August 26, 2005
With the sudden death of one of the NFL's up and coming linemen, many are wondering if athletes are putting themselves at risk. Even high school players are coping with the pressure to tip the scale.
It's one of the few sports where the bigger you are, the better.
Football is an American sport that has entertained millions of fans for years nationwide. After a 23-year-old lineman, Thomas Herrion, for the San Francisco 49ers recently collapsed, later dying just after a pre-season game, several doctors are questioning, is bigger really better?
Mathew Lopez is a six-foot, 210-pound lineman for Monticello's Varsity Football Team and says there is pressure to put on the pounds, especially when your opponent is larger than you are.

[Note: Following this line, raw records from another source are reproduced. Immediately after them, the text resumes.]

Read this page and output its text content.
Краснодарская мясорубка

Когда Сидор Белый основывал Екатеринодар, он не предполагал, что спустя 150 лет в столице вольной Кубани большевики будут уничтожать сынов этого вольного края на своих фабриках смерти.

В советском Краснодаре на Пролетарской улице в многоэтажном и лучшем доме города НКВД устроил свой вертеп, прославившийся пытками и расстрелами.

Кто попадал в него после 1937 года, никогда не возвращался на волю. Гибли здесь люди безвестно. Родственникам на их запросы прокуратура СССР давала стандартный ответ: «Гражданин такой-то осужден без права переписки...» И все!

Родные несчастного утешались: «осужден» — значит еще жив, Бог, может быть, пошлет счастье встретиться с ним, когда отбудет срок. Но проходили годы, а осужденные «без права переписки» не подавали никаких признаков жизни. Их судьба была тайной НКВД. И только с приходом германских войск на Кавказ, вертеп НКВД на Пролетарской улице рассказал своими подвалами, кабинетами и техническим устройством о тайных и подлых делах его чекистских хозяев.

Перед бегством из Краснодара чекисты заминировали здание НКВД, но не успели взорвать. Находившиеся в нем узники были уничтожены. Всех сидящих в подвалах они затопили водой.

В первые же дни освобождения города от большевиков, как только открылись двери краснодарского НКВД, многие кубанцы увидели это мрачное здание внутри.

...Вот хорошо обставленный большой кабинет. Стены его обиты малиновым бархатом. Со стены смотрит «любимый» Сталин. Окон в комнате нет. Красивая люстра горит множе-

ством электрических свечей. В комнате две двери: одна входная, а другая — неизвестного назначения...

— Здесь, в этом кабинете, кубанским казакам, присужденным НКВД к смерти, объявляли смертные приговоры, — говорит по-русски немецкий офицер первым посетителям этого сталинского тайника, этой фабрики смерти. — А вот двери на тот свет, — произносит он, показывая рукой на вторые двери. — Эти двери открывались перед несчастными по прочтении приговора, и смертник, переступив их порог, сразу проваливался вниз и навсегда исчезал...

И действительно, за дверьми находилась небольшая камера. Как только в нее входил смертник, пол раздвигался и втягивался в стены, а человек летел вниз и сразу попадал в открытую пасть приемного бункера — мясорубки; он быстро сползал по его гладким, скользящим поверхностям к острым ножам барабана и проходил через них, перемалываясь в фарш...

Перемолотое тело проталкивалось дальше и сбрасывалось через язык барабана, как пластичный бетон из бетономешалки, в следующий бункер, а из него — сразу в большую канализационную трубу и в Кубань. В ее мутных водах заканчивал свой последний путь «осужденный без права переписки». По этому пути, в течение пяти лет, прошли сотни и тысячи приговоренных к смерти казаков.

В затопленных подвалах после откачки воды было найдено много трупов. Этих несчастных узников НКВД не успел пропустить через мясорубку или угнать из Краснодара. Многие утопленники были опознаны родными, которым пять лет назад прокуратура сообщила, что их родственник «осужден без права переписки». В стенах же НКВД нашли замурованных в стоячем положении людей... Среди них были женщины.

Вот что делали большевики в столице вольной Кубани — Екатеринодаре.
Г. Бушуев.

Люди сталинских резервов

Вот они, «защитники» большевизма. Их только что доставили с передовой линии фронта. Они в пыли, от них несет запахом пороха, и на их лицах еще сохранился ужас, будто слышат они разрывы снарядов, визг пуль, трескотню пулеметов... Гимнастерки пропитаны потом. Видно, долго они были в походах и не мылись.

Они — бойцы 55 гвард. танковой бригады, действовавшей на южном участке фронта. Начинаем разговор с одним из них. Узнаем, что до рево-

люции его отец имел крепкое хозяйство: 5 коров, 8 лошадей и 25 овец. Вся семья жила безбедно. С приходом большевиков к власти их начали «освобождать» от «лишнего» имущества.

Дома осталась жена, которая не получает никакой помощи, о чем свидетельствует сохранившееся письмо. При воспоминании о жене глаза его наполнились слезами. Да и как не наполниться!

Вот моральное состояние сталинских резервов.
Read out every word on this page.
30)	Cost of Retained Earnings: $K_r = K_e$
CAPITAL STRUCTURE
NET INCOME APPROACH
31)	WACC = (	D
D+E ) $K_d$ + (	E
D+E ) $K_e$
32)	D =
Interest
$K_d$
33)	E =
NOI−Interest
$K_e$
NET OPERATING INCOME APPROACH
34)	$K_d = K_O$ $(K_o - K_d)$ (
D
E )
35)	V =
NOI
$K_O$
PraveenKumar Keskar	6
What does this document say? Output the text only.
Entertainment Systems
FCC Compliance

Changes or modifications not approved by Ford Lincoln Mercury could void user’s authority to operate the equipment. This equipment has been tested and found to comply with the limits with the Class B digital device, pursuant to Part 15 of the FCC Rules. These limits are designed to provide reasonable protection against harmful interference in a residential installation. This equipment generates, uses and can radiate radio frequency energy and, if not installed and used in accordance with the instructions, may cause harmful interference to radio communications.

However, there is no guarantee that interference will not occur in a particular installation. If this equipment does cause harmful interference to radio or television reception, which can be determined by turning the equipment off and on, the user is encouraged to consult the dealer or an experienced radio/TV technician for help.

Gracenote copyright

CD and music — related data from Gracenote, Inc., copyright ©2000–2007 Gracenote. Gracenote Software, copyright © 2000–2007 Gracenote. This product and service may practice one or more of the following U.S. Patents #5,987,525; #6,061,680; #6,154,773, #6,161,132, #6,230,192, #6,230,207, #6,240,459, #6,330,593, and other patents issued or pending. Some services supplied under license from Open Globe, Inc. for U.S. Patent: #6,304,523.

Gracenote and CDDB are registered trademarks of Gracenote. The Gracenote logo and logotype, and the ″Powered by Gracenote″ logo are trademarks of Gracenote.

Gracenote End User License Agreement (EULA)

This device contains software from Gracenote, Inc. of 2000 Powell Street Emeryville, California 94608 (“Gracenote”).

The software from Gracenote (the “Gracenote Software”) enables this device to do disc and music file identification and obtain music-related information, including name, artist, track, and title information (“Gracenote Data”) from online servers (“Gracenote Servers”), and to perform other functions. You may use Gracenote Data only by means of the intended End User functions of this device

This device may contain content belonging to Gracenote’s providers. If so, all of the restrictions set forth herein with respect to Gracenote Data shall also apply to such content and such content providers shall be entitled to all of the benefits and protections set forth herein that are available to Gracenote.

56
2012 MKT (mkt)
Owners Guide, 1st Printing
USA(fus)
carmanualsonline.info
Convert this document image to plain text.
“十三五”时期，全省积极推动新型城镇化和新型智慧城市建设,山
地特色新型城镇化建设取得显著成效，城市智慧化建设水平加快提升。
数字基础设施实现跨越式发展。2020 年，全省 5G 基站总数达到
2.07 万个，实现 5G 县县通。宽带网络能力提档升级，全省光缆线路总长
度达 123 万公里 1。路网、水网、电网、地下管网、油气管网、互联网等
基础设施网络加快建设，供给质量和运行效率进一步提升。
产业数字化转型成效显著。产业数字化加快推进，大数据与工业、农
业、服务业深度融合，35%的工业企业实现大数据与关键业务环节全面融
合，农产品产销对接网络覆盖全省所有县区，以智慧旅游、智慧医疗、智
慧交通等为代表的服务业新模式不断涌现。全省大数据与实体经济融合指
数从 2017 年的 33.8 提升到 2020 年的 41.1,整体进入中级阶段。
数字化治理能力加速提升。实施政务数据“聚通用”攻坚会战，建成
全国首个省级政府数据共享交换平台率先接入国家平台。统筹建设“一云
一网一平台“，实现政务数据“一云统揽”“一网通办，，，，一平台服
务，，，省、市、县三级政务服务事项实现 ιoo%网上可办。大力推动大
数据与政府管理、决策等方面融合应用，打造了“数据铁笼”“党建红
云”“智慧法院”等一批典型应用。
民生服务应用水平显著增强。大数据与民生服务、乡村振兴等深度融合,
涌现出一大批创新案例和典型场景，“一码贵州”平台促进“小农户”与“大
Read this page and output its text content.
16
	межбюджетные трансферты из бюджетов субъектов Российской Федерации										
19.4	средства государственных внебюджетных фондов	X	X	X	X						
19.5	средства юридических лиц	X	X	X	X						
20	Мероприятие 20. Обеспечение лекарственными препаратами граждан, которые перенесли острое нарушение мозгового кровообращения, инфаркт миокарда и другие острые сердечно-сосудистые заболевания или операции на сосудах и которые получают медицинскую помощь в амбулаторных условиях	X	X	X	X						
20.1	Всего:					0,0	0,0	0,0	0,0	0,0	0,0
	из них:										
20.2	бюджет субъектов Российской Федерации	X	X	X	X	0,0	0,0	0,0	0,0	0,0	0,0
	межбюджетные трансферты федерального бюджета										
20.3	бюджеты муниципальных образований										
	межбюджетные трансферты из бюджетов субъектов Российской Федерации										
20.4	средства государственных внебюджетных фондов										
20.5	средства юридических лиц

"You do want to get bigger," he explained. "I eat as hard as I train myself so I eat as much as I can. [I] eat the right stuff, too, not junkfood."
But without proper exercise to go along with all of that eating, Mathew as well as his teammates could find themselves in a heart-stopping situation.
"They're much more prone to having injuries," said Sara Miles, Head Athletic Trainer for Monticello. "Those are the kids that we see over and over in the training room, because they don't come in in good condition to begin with."
Monticello's varsity head football coach, Brud Bicknell, says all of his players are given yearly physicals to ensure they are fit to play football. He also said that if any of his players is found abusing their health, their time on the field will be cut short.
"We certainly talk to our kids about not taking any enhancers, said Bicknell. "Certainly staying away from steroids, anything that might be out there."
In Albemarle County there haven't been any recent weight-related deaths of athletes, but it's still an issue athletes as well as parents should be aware: that bigger isn't always better.
Most athletes' weight is determined by their body mass index (BMI) used to calculate body fat or to see if a person is considered obese. Many experts say that the system is outdated because it can not distinguish between fat and muscle, putting most athletes in the morbidly obese category.